Iguatu. As chuvas que banharam o sertão cearense nos últimos dias trouxeram esperança para os produtores rurais. Ao mesmo tempo, o governo do Estado autorizou a distribuição das sementes do programa Hora de Plantar, mas a quantidade, que vem diminuindo nos últimos quatro anos, é insuficiente para atender à demanda.
Com as precipitações, os agricultores se apressaram em preparar a terra para o plantio de sequeiro (aquele que depende exclusivamente da chuva). A maioria tenta aproveitar o período favorável ao cultivo. Os escritórios da Empresa de Assistência Técnica e Extensão Rural do Ceará (Ematerce) começaram a distribuir as sementes, mas logo surgiram problemas recorrentes: longas filas e quantidade insuficiente para atender à demanda. As reclamações aumentaram em vários municípios. Em alguns casos, agricultores passam a noite na calçada das unidades de atendimento.
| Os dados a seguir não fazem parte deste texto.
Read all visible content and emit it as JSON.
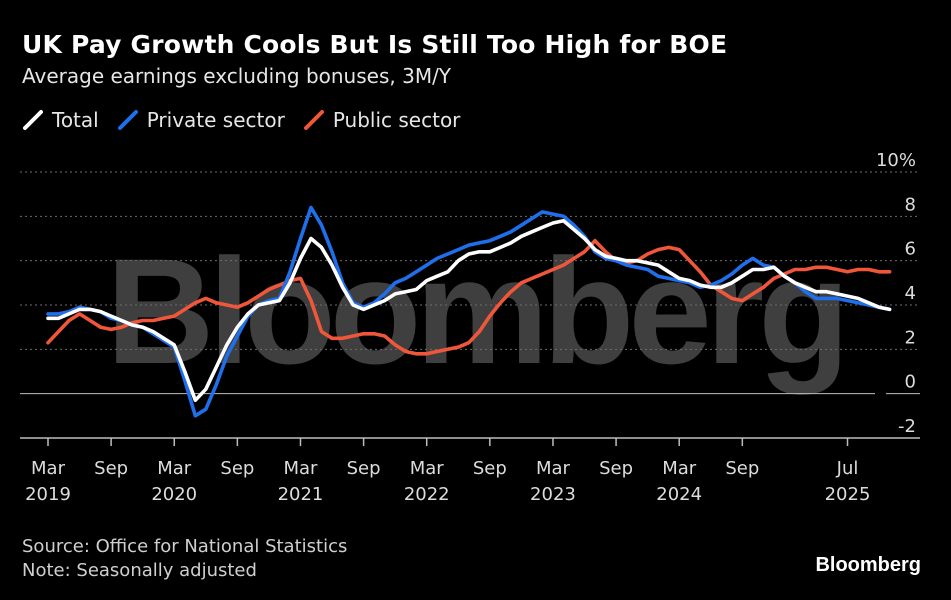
{
  "title": "UK Pay Growth Cools But Is Still Too High for BOE",
  "subtitle": "Average earnings excluding bonuses, 3M/Y",
  "source": "Source: Office for National Statistics",
  "note": "Note: Seasonally adjusted",
  "brand": "Bloomberg",
  "watermark": "Bloomberg",
  "colors": {
    "background": "#000000",
    "total": "#ffffff",
    "private": "#1f6feb",
    "public": "#f0573a",
    "grid": "#6e6e6e",
    "axis_text": "#dcdcdc",
    "watermark": "#4a4a4a"
  },
  "chart_data": {
    "type": "line",
    "title": "UK Pay Growth Cools But Is Still Too High for BOE",
    "subtitle": "Average earnings excluding bonuses, 3M/Y",
    "ylim": [
      -2,
      10
    ],
    "yticks": [
      {
        "value": 10,
        "label": "10%"
      },
      {
        "value": 8,
        "label": "8"
      },
      {
        "value": 6,
        "label": "6"
      },
      {
        "value": 4,
        "label": "4"
      },
      {
        "value": 2,
        "label": "2"
      },
      {
        "value": 0,
        "label": "0"
      },
      {
        "value": -2,
        "label": "-2"
      }
    ],
    "xticks": [
      {
        "month": 0,
        "line1": "Mar",
        "line2": "2019"
      },
      {
        "month": 6,
        "line1": "Sep",
        "line2": ""
      },
      {
        "month": 12,
        "line1": "Mar",
        "line2": "2020"
      },
      {
        "month": 18,
        "line1": "Sep",
        "line2": ""
      },
      {
        "month": 24,
        "line1": "Mar",
        "line2": "2021"
      },
      {
        "month": 30,
        "line1": "Sep",
        "line2": ""
      },
      {
        "month": 36,
        "line1": "Mar",
        "line2": "2022"
      },
      {
        "month": 42,
        "line1": "Sep",
        "line2": ""
      },
      {
        "month": 48,
        "line1": "Mar",
        "line2": "2023"
      },
      {
        "month": 54,
        "line1": "Sep",
        "line2": ""
      },
      {
        "month": 60,
        "line1": "Mar",
        "line2": "2024"
      },
      {
        "month": 66,
        "line1": "Sep",
        "line2": ""
      },
      {
        "month": 76,
        "line1": "Jul",
        "line2": "2025"
      }
    ],
    "x_start": "Mar 2019",
    "x_unit": "months since Mar 2019",
    "series": [
      {
        "name": "Total",
        "color": "#ffffff",
        "values": [
          3.4,
          3.4,
          3.6,
          3.8,
          3.8,
          3.7,
          3.5,
          3.3,
          3.1,
          3.0,
          2.8,
          2.5,
          2.2,
          1.0,
          -0.3,
          0.2,
          1.2,
          2.2,
          3.0,
          3.6,
          4.0,
          4.1,
          4.2,
          5.0,
          6.1,
          7.0,
          6.6,
          5.8,
          4.8,
          4.0,
          3.8,
          4.0,
          4.2,
          4.5,
          4.6,
          4.7,
          5.1,
          5.3,
          5.5,
          6.0,
          6.3,
          6.4,
          6.4,
          6.6,
          6.8,
          7.1,
          7.3,
          7.5,
          7.7,
          7.8,
          7.4,
          7.0,
          6.5,
          6.2,
          6.1,
          6.0,
          6.0,
          5.9,
          5.8,
          5.5,
          5.2,
          5.1,
          4.9,
          4.8,
          4.8,
          5.0,
          5.3,
          5.6,
          5.6,
          5.7,
          5.3,
          5.0,
          4.8,
          4.6,
          4.6,
          4.5,
          4.4,
          4.3,
          4.1,
          3.9,
          3.8
        ]
      },
      {
        "name": "Private sector",
        "color": "#1f6feb",
        "values": [
          3.6,
          3.6,
          3.7,
          3.9,
          3.8,
          3.7,
          3.4,
          3.3,
          3.1,
          3.0,
          2.7,
          2.4,
          2.1,
          0.6,
          -1.0,
          -0.7,
          0.4,
          1.7,
          2.6,
          3.5,
          4.0,
          4.2,
          4.3,
          5.5,
          7.0,
          8.4,
          7.6,
          6.4,
          5.0,
          4.1,
          3.9,
          4.1,
          4.5,
          5.0,
          5.2,
          5.5,
          5.8,
          6.1,
          6.3,
          6.5,
          6.7,
          6.8,
          6.9,
          7.1,
          7.3,
          7.6,
          7.9,
          8.2,
          8.1,
          8.0,
          7.6,
          7.1,
          6.4,
          6.1,
          6.0,
          5.8,
          5.7,
          5.6,
          5.3,
          5.2,
          5.1,
          5.0,
          4.8,
          4.9,
          5.1,
          5.4,
          5.8,
          6.1,
          5.8,
          5.7,
          5.3,
          5.0,
          4.6,
          4.3,
          4.3,
          4.3,
          4.2,
          4.1,
          4.0,
          3.9,
          3.8
        ]
      },
      {
        "name": "Public sector",
        "color": "#f0573a",
        "values": [
          2.3,
          2.8,
          3.3,
          3.6,
          3.3,
          3.0,
          2.9,
          3.0,
          3.2,
          3.3,
          3.3,
          3.4,
          3.5,
          3.8,
          4.1,
          4.3,
          4.1,
          4.0,
          3.9,
          4.1,
          4.4,
          4.7,
          4.9,
          5.1,
          5.2,
          4.2,
          2.8,
          2.5,
          2.5,
          2.6,
          2.7,
          2.7,
          2.6,
          2.2,
          1.9,
          1.8,
          1.8,
          1.9,
          2.0,
          2.1,
          2.3,
          2.8,
          3.5,
          4.1,
          4.6,
          5.0,
          5.2,
          5.4,
          5.6,
          5.8,
          6.1,
          6.4,
          6.9,
          6.4,
          6.0,
          5.9,
          6.0,
          6.3,
          6.5,
          6.6,
          6.5,
          6.0,
          5.5,
          4.9,
          4.6,
          4.3,
          4.2,
          4.5,
          4.8,
          5.2,
          5.4,
          5.6,
          5.6,
          5.7,
          5.7,
          5.6,
          5.5,
          5.6,
          5.6,
          5.5,
          5.5
        ]
      }
    ]
  }
}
O presidente do Sindicato dos Trabalhadores Rurais de Iguatu, Evanilson Saraiva, defende a antecipação da entrega. "O agricultor sabe a hora certa de plantar, por isso o governo deve entregar com antecedência. Não precisa aguardar que a terra esteja úmida. Existem anos que a chuva chega mais tarde, em outros chega mais cedo, como está acontecendo agora", disse.
O coordenador de Desenvolvimento da Agricultura Familiar da Secretaria de Desenvolvimento Agrário (SDA), Itamar Lemos, reconheceu que a quantidade de sementes é insuficiente para a demanda e confirmou que houve uma redução na compra do produto. "Houve uma diminuição porque o recurso que dispomos é o mesmo dos anos anteriores, mas o preço da semente aumentou. O governo enfrenta dificuldades e o programa nunca foi universal, atende cerca de 40% da agricultura familiar", explicou. Além disso, neste ano, houve isenção de pagamento por parte do agricultor, por causa da frustração de safra em 2015.
Lemos esclareceu também que, com base no prognóstico da Meteorologia, há uma expectativa de chuva abaixo da média. "A previsão é de mais um ano de seca. Com isso, diminuímos a quantidade de milho e ampliamos a oferta de palma e de sorgo forrageiro, como estratégia para uma possível estiagem", disse.
O presidente da Federação dos Trabalhadores na Agricultura no Ceará (Fetraece), Luís Carlos Ribeiro, confirma as reclamações do Interior. Ele também defende a distribuição com antecedência e que os agricultores tenham autonomia para criar bancos e casas de sementes.